During the First World War the hotel was commandeered as a field hospital. Some people still remember injured soldiers being wheeled on luggage trolleys from Brockenhurst railway station to the hotel.

In the Second World War the hotel was transformed into an Army Staff College. Some of the "Orders for the Day" were issued from the hotel for the D-Day invasion. During the extensive refurbishment of the hotel, spent ammunition was found under the floorboards.

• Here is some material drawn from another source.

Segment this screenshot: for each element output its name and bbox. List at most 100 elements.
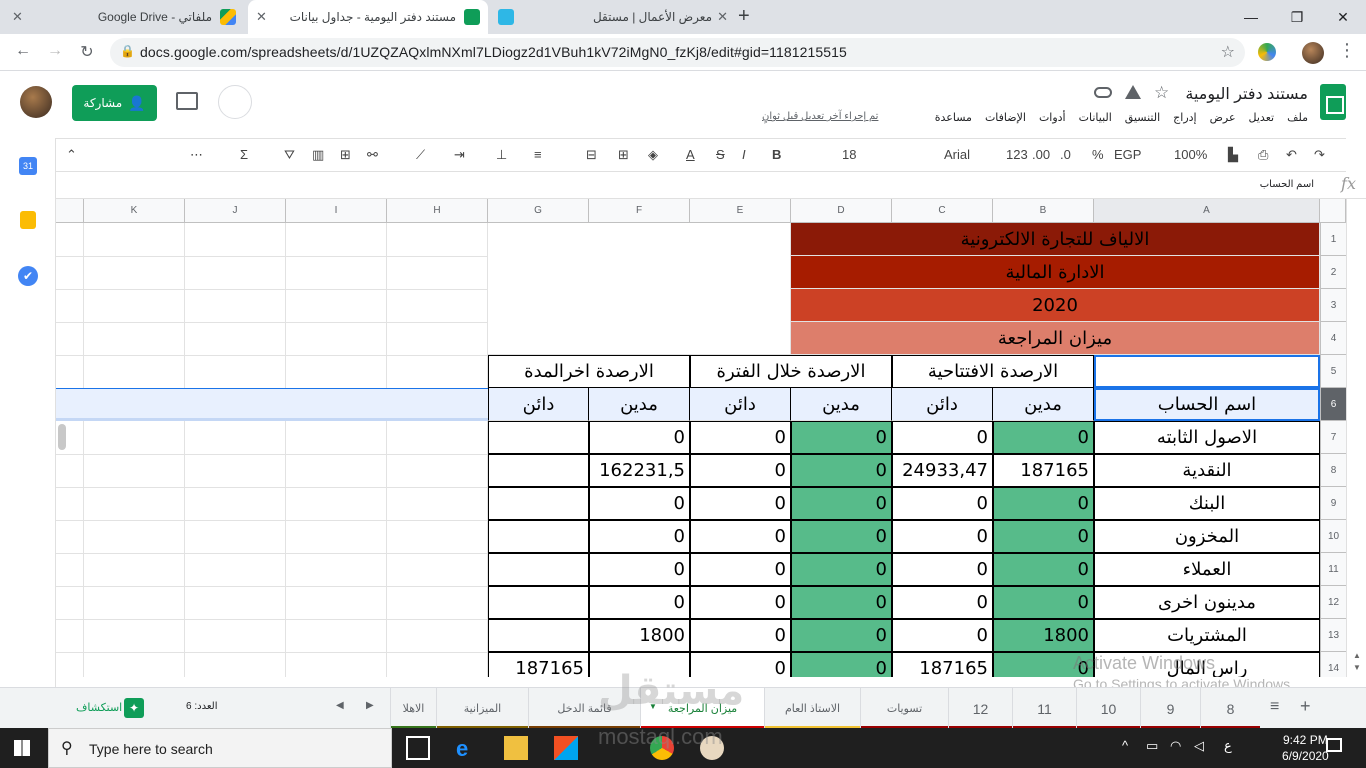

The early years of the hotel's history were spent in private ownership. After the Second World War it was part of Myddleton Hotels and was a sister hotel to the Royal Bath Hotel in Bournemouth. In 1973 the hotel was acquired by the Ladbroke Group and latterly became an Associate Hilton Hotel. In October 1997 the hotel once again returned to private ownership. The Wilson family are now the owners of the hotel and are continuously refurbishing the property.